To solve such a dilemma and gain the true benefits of an 8Gbps upgrade it’s important to have an instrument which captures both directions of every SCSI I/O transaction from start to finish on every link carrying your business-critical data. In a recent discussion with IBM’s DS8000 specialist Jens Wissenbach, it was agreed that the solution of deploying TAPs on all the key links within the data center is the only way to truly detect the number of light levels, signal quality, throughput metrics, latency and response times, as well as protocol violations. With such real-time visibility into your FC infrastructure the administrator can quickly determine if any of the applications are in actual need of an excess to 4Gbps or where in fact the performance problems are coming from whether that be a bent cable, a speck of dirt or an outdated SFP.

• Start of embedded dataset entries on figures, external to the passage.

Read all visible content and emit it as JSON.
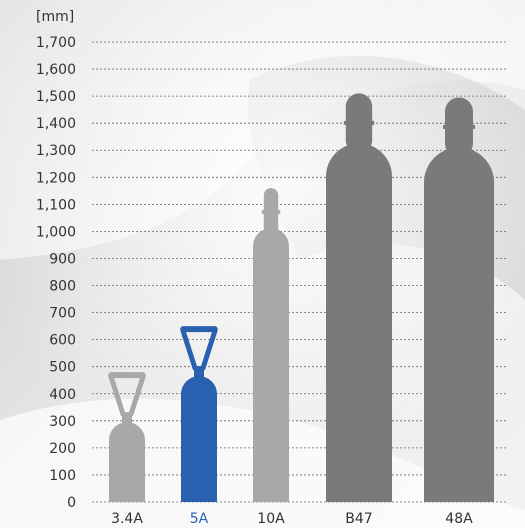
{
  "chart_data": {
    "type": "bar",
    "unit_label": "[mm]",
    "categories": [
      "3.4A",
      "5A",
      "10A",
      "B47",
      "48A"
    ],
    "values": [
      480,
      650,
      1160,
      1510,
      1495
    ],
    "highlighted": "5A",
    "ylim": [
      0,
      1700
    ],
    "y_ticks": [
      "0",
      "100",
      "200",
      "300",
      "400",
      "500",
      "600",
      "700",
      "800",
      "900",
      "1,000",
      "1,100",
      "1,200",
      "1,300",
      "1,400",
      "1,500",
      "1,600",
      "1,700"
    ],
    "grid": true,
    "colors": {
      "highlight": "#2a60b0",
      "light": "#a8a8a8",
      "dark": "#7a7a7a",
      "gridline": "#666666",
      "text": "#333333",
      "highlight_label": "#2a60b0"
    }
  }
}
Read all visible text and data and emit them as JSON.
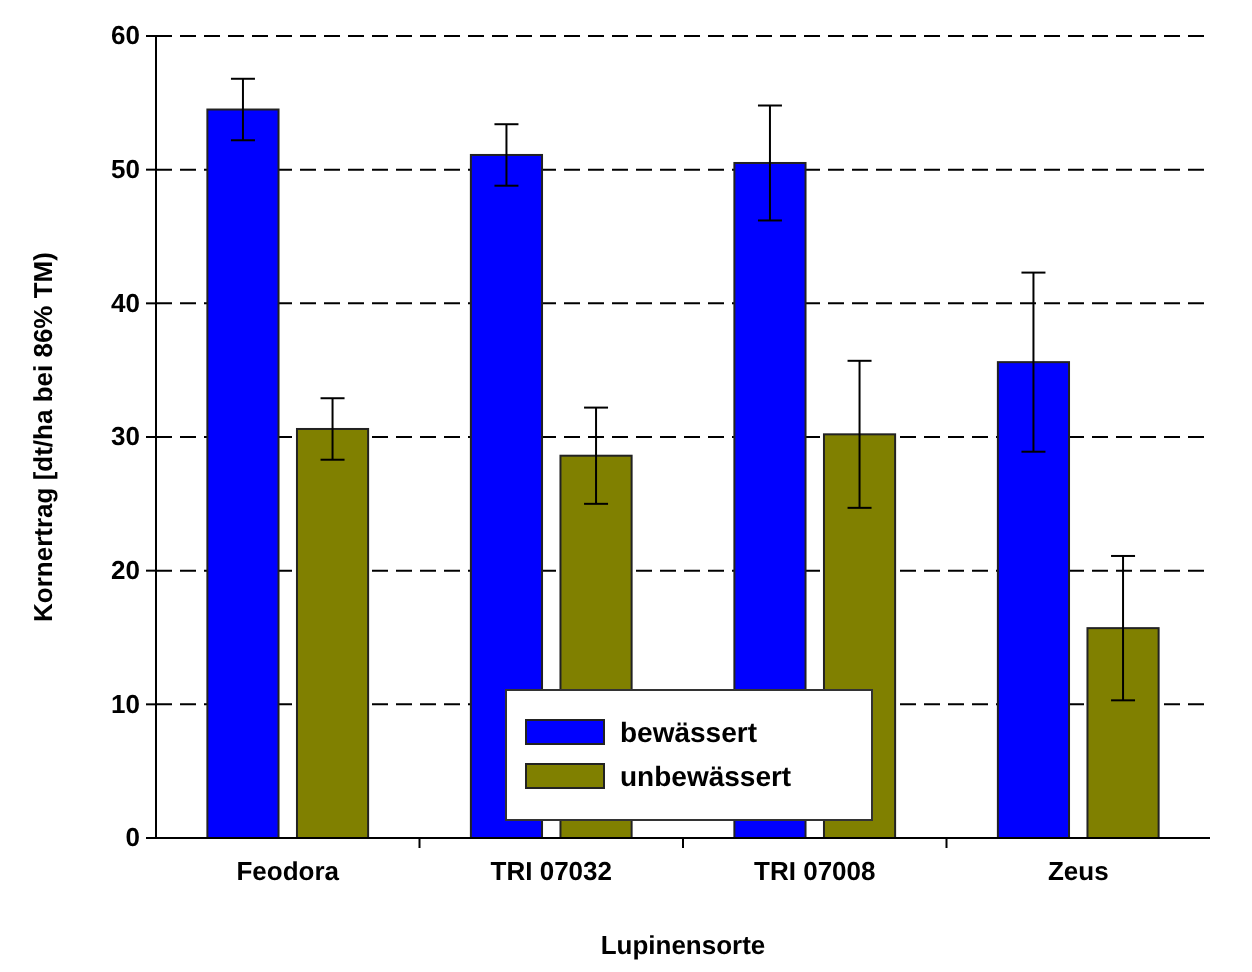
{
  "chart_data": {
    "type": "bar",
    "xlabel": "Lupinensorte",
    "ylabel": "Kornertrag [dt/ha bei 86% TM)",
    "categories": [
      "Feodora",
      "TRI 07032",
      "TRI 07008",
      "Zeus"
    ],
    "series": [
      {
        "name": "bewässert",
        "color": "#0000ff",
        "values": [
          54.5,
          51.1,
          50.5,
          35.6
        ],
        "errors": [
          2.3,
          2.3,
          4.3,
          6.7
        ]
      },
      {
        "name": "unbewässert",
        "color": "#808000",
        "values": [
          30.6,
          28.6,
          30.2,
          15.7
        ],
        "errors": [
          2.3,
          3.6,
          5.5,
          5.4
        ]
      }
    ],
    "ylim": [
      0,
      60
    ],
    "yticks": [
      0,
      10,
      20,
      30,
      40,
      50,
      60
    ],
    "grid": "y",
    "legend": "bottom"
  }
}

TAPs such as those provided by the company Virtual Instruments, will soon be the natural replacement for patch panels across all enterprise data centers. But their role could also be the tool that allows end users to provision their SAN links to properly accommodate their SSD and VMware requirements without over-provisioning and being blinded by performance degradation that is beyond the scope of their SRM tool. So as Fibre Channel vendors are planning to start rolling out 16Gbps products for next year and with the news that the standard for 32Gbps Fibre Channel is already being worked on, it’s imperative that such upgrades take place with the correct preparation so as to maximize the benefits of such an investment.